Dialpad Creates Data That Powers ML Models for Human Conversation at Scale

Their transcription models leverage our platform for audio transcription and categorization, as well as verifying internal transcriptions and outputs of their models.

The Company

Dialpad improves conversations with data. They collect telephonic audio, transcribe those dialogs with in-house speech recognition models, and use natural language processing algorithms to comprehend every conversation. They use this universe of one-on-one conversation to identify what each rep–and the company at large–is doing well and what they aren’t, all with the goal of making every call a success.

 

The Challenge

Every company is different. Each has its own vernacular, its own target market, and its own goals for the conversations they have with their customers. That means that every one of Dialpad’s clients needs a robust set of unique training data to make the solution work as well as it possibly can and each training set informs a model that makes sense of that specific company’s conversation.

Creating these individual sets is a core part of Dialpad’s offering.

After all, they’re the fuel that drives the accuracy of their solution.
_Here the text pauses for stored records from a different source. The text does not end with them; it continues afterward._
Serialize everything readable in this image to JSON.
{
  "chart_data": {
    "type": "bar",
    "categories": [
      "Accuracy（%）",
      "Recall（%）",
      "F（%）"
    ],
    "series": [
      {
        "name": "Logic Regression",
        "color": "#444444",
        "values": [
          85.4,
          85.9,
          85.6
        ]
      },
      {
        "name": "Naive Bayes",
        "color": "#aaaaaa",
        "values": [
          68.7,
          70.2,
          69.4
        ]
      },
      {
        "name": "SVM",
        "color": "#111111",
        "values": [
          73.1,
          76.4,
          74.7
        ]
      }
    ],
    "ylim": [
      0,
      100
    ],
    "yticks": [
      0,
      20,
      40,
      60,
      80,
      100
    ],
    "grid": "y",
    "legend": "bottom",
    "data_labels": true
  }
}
Dialpad had worked with a competitor of Figure Eight for six months, but were having trouble reaching an accuracy threshold to make their models a success. Put simply, the labels they received weren’t good. They topped out at about 70% accuracy.

Dialpad needed a change, so they turned to Appen.

 

The Solution

Humans-in-the-loop for intelligent conversational data

Since Dialpad’s solution is built on their recognition, transcription, and comprehension models, the accuracy of those models is incredibly important. After all, almost every engineer knows the old adage, “garbage in, garbage out.” Less colloquially, it boils down to this: bad labels mean bad training data and bad training data means bad models.

Dialpad runs Appen jobs to create the data that drives these models. Primarily, they’re driving their transcription models through the platform, doing transcription from audio, categorizing audio into key moments and other important data classifications, as well as verifying internal transcriptions and outputs of their models. They even use our geolocation tools to make sure British contributors label idiomatic speech from the U.K.

 

The Result

It took just a couple weeks for the change to bear fruit for Dialpad and to create the transcription and NLP training data they needed to make their models a success

“When we changed to Appen, within a few weeks, we saw that labeler accuracy go up to 88% and it stayed in the high 80s and 90s for us ever since, even across a large diversity of models. That’s been a really, really big win.”

– Etienne Manderscheid,
Head of Data Science, Co-Founder TalkIQ (acquired by Dialpad)

TalkIQ has been acquired by DialPad but they continue to scale their operation with custom training data. They plan on aiming for labeling training datasets for hundreds of customer organizations, as well as generating and validating paraphrases in addition to the key moments at which they already excel. Our platform will be able to scale with them, maintaining the accuracy they’ve gotten used to, every step of the way.